3. Constitutional Philosophy and the Rise of Originalism — The Intellectual Backdrop
The contemporary Supreme Court’s decisions reflect a broader intellectual shift toward originalism, propelled in the late 20th century by figures such as Robert Bork, Edwin Meese III, and Antonin Scalia — a movement that reframed constitutional debates and affects how Biden-era cases are decided [4]. Commentators and scholars dispute originalism’s historical fidelity and practical consequences: some argue it returns to textual roots, while critics say it ignores complex historical context, particularly on issues like the Electoral College and presidential immunity [4] [5]. This ideological environment helps explain why the administration’s constitutional positions met resistance irrespective of personnel or policy choices.
4. Civil Rights and Executive Actions — A Mixed Record Compared to Predecessors
Biden’s administration pursued civil and human rights actions through executive orders and agency measures, presenting a contrast to predecessors who either rescinded or pursued different priorities, but the administration also faced questions about legal footing in areas such as surveillance law (Section 702) [6] [3]. Critics note Biden defended Section 702 aspects even when some argued they were constitutionally problematic, indicating a pragmatic executive posture that sometimes prioritized continuity of security tools over expansive constitutional reform [3]. Comparatively, predecessors like Trump used executive orders to reverse prior policies, revealing how presidential constitutional influence often operates through administrative acts as much as litigation.

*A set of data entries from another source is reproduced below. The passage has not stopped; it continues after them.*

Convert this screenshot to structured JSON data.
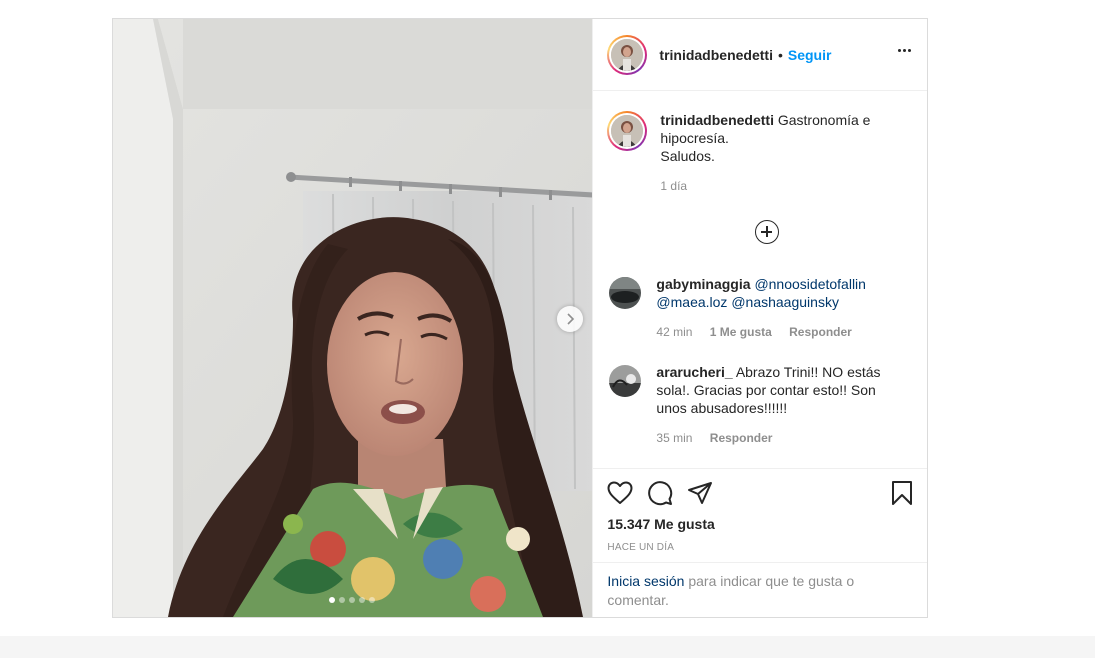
{
  "post": {
    "author": {
      "username": "trinidadbenedetti",
      "follow_label": "Seguir",
      "separator": "•"
    },
    "caption": {
      "username": "trinidadbenedetti",
      "line1": "Gastronomía e hipocresía.",
      "line2": "Saludos.",
      "time": "1 día"
    },
    "comments": [
      {
        "username": "gabyminaggia",
        "mentions": [
          "@nnoosidetofallin",
          "@maea.loz",
          "@nashaaguinsky"
        ],
        "time": "42 min",
        "likes": "1 Me gusta",
        "reply": "Responder"
      },
      {
        "username": "ararucheri_",
        "text": "Abrazo Trini!! NO estás sola!. Gracias por contar esto!! Son unos abusadores!!!!!!",
        "time": "35 min",
        "reply": "Responder"
      }
    ],
    "likes_count": "15.347 Me gusta",
    "posted_ago": "HACE UN DÍA",
    "login_prompt": {
      "link": "Inicia sesión",
      "rest": "para indicar que te gusta o comentar."
    },
    "carousel": {
      "current": 1,
      "total": 5
    }
  },
  "icons": {
    "like": "heart-icon",
    "comment": "comment-icon",
    "share": "paper-plane-icon",
    "save": "bookmark-icon",
    "more": "more-options-icon",
    "load_more": "plus-circle-icon",
    "next": "chevron-right-icon"
  },
  "colors": {
    "link_blue": "#0095f6",
    "mention": "#00376b",
    "meta_gray": "#8e8e8e",
    "text": "#262626"
  }
}
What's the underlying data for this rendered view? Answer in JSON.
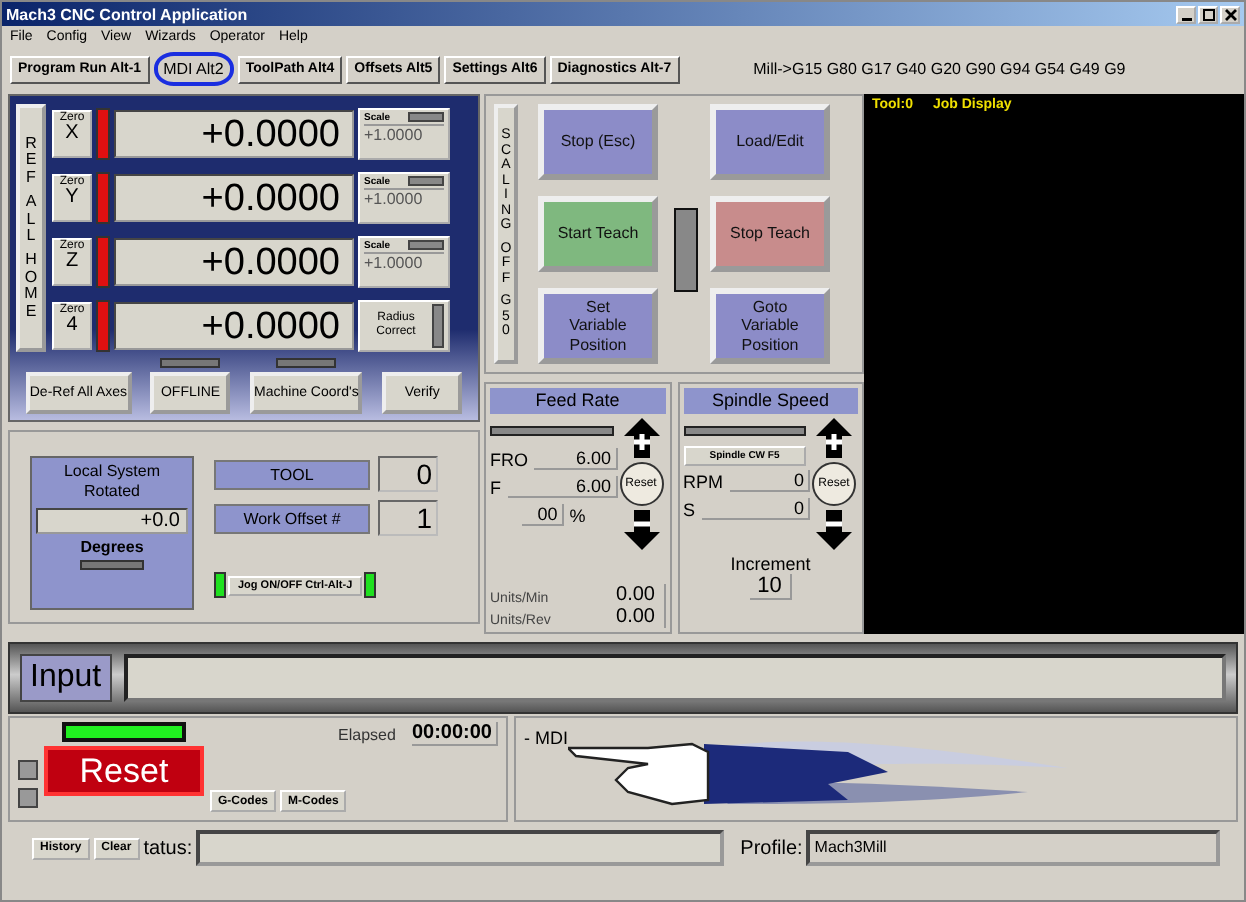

5. Competing Narratives — Political Messaging vs. Legal Reality
Political defenders presented Biden’s push for a diverse judiciary and civil rights initiatives as a durable constitutional legacy, while critics emphasized court losses and controversial executive stances to argue limited success [1] [2] [3]. The two narratives reflect differing metrics: one values structural change (judicial appointments, agency rulemaking), the other values immediate doctrinal wins at the Supreme Court. Both are factual but selective; the administration’s appointment numbers are verifiable and significant [1], and the Court’s rulings against the administration are documented and consequential [2], demonstrating how comparisons depend on which institutional effects observers prioritize.
6. What’s Missing and What to Watch — Contextual Gaps and Future Indicators
Analyses provided here leave open key comparisons: the long-term influence of Biden’s judicial appointees relative to predecessors will only be measurable over decades, and the ongoing ideological trajectory of the Supreme Court and future appointments will shape whether current losses translate into enduring doctrinal shifts [1] [4]. Observers should track subsequent appointment patterns, lower-court decisions by Biden appointees, and any legislative or constitutional responses to high-court rulings to assess whether Biden’s structural gains offset immediate judicial setbacks. The interplay between short-term litigation outcomes and long-term institutional change remains the decisive lens for comparing presidents on constitutional influence [2] [1] [6].